JA: "I think the dynamic with Joe will work quite well. I saw Alastair in Dubai during pre-season. He seems in a good place. He's focused on his batting.
"Root is a young captain. He's got an aggressive and attacking style. To have Cook in the team with his experience during that first three to six months... to have guidance from him is the perfect opportunity for him to develop."
More T20 at the expense of Test cricket?
The England and Wales Cricket Board announced this week that a new domestic T20 competition will start in 2020. It also launched All Stars Cricket - with the aim of providing children aged five to eight with their first taste of cricket.
JA: "I think we're doing the right thing. The All Stars project is targeting the right age group. Meanwhile, T20 is good for cricket in general. It's key to give it another push. The game in England hasn't changed much in last 15 years, so I think the right people are doing the right thing at the moment.

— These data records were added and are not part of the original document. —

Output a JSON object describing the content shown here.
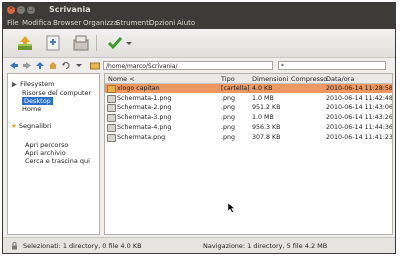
{
  "window": {
    "title": "Scrivania"
  },
  "menu": [
    "File",
    "Modifica",
    "Browser",
    "Organizza",
    "Strumenti",
    "Opzioni",
    "Aiuto"
  ],
  "toolbar": {
    "icons": [
      "extract-icon",
      "add-icon",
      "archive-icon",
      "check-icon",
      "dropdown-icon"
    ]
  },
  "location": {
    "path": "/home/marco/Scrivania/",
    "filter": "*"
  },
  "sidebar": {
    "filesystem_label": "Filesystem",
    "items": [
      "Risorse del computer",
      "Desktop",
      "Home"
    ],
    "bookmarks_label": "Segnalibri",
    "actions": [
      "Apri percorso",
      "Apri archivio",
      "Cerca e trascina qui"
    ]
  },
  "columns": [
    "Nome <",
    "Tipo",
    "Dimensioni",
    "Compresso",
    "Data/ora"
  ],
  "files": [
    {
      "name": "xlogo capitan",
      "type": "[cartella]",
      "size": "4.0 KB",
      "compressed": "",
      "date": "2010-06-14 11:28:58",
      "selected": true
    },
    {
      "name": "Schermata-1.png",
      "type": ".png",
      "size": "1.0 MB",
      "compressed": "",
      "date": "2010-06-14 11:42:48",
      "selected": false
    },
    {
      "name": "Schermata-2.png",
      "type": ".png",
      "size": "951.2 KB",
      "compressed": "",
      "date": "2010-06-14 11:43:06",
      "selected": false
    },
    {
      "name": "Schermata-3.png",
      "type": ".png",
      "size": "1.0 MB",
      "compressed": "",
      "date": "2010-06-14 11:43:26",
      "selected": false
    },
    {
      "name": "Schermata-4.png",
      "type": ".png",
      "size": "956.3 KB",
      "compressed": "",
      "date": "2010-06-14 11:44:36",
      "selected": false
    },
    {
      "name": "Schermata.png",
      "type": ".png",
      "size": "307.8 KB",
      "compressed": "",
      "date": "2010-06-14 11:41:23",
      "selected": false
    }
  ],
  "status": {
    "left": "Selezionati: 1 directory, 0 file 4.0 KB",
    "right": "Navigazione: 1 directory, 5 file 4.2 MB"
  },
  "colors": {
    "accent": "#eb9862",
    "selection": "#2d6fc7",
    "titlebar": "#3c3b37",
    "close": "#e0653a"
  }
}
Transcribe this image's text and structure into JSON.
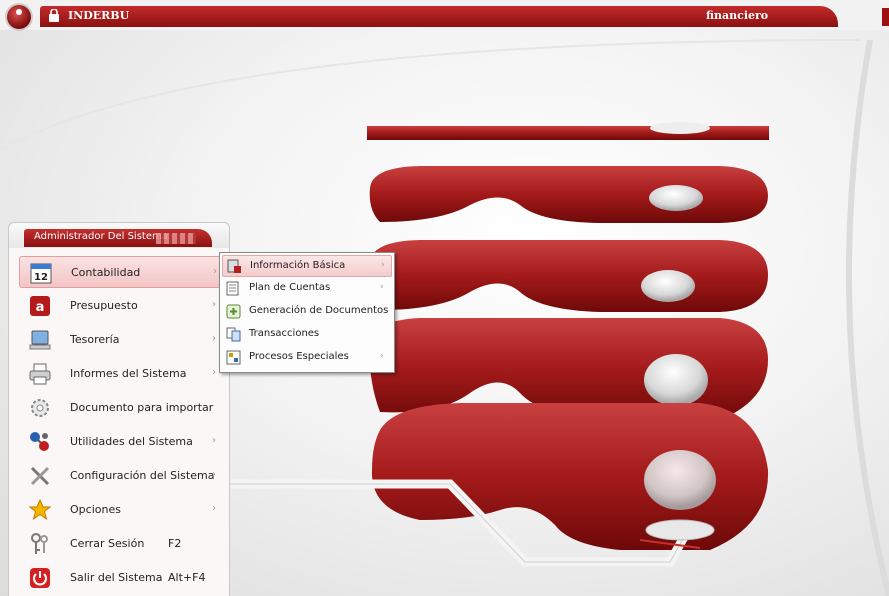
{
  "app": {
    "title": "INDERBU",
    "user": "financiero"
  },
  "panel": {
    "header": "Administrador Del Sistema"
  },
  "menu": [
    {
      "label": "Contabilidad",
      "icon": "calendar-12-icon",
      "icon_text": "12",
      "has_submenu": true,
      "active": true
    },
    {
      "label": "Presupuesto",
      "icon": "presupuesto-icon",
      "has_submenu": true
    },
    {
      "label": "Tesorería",
      "icon": "computer-icon",
      "has_submenu": true
    },
    {
      "label": "Informes del Sistema",
      "icon": "printer-icon",
      "has_submenu": true
    },
    {
      "label": "Documento para importar",
      "icon": "gear-icon",
      "has_submenu": false
    },
    {
      "label": "Utilidades del Sistema",
      "icon": "molecule-icon",
      "has_submenu": true
    },
    {
      "label": "Configuración del Sistema",
      "icon": "tools-icon",
      "has_submenu": true
    },
    {
      "label": "Opciones",
      "icon": "star-icon",
      "has_submenu": true
    },
    {
      "label": "Cerrar Sesión",
      "icon": "keys-icon",
      "shortcut": "F2",
      "has_submenu": false
    },
    {
      "label": "Salir del Sistema",
      "icon": "power-icon",
      "shortcut": "Alt+F4",
      "has_submenu": false
    }
  ],
  "submenu": [
    {
      "label": "Información Básica",
      "icon": "info-basica-icon",
      "has_submenu": true,
      "active": true
    },
    {
      "label": "Plan de Cuentas",
      "icon": "plan-cuentas-icon",
      "has_submenu": true
    },
    {
      "label": "Generación de Documentos",
      "icon": "generacion-icon",
      "has_submenu": false
    },
    {
      "label": "Transacciones",
      "icon": "transacciones-icon",
      "has_submenu": false
    },
    {
      "label": "Procesos Especiales",
      "icon": "procesos-icon",
      "has_submenu": true
    }
  ],
  "colors": {
    "accent": "#a01414",
    "accent_light": "#f4c8c8"
  }
}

"You see how T20 competitions and the Big Bash [in Australia] have taken off. The Test matches aren't filling grounds. I'm not sure what the answer is. There's the hope that administrations will look at that - making sure Test cricket doesn't fall away and T20 grows. Test cricket is the pinnacle. It's the toughest test mentally. There's a huge place for it still.
JR: "You speak to the majority of players playing and they say their true passion is to play Test cricket.
"Guys will always want to play the longer format. [Regarding the All Stars] Yes, it's more making sure they're involved in the sport. As they develop and grow they might start to enjoy the longer format. The Ashes, and when India and South Africa come over here shows that people want to see Test cricket being played."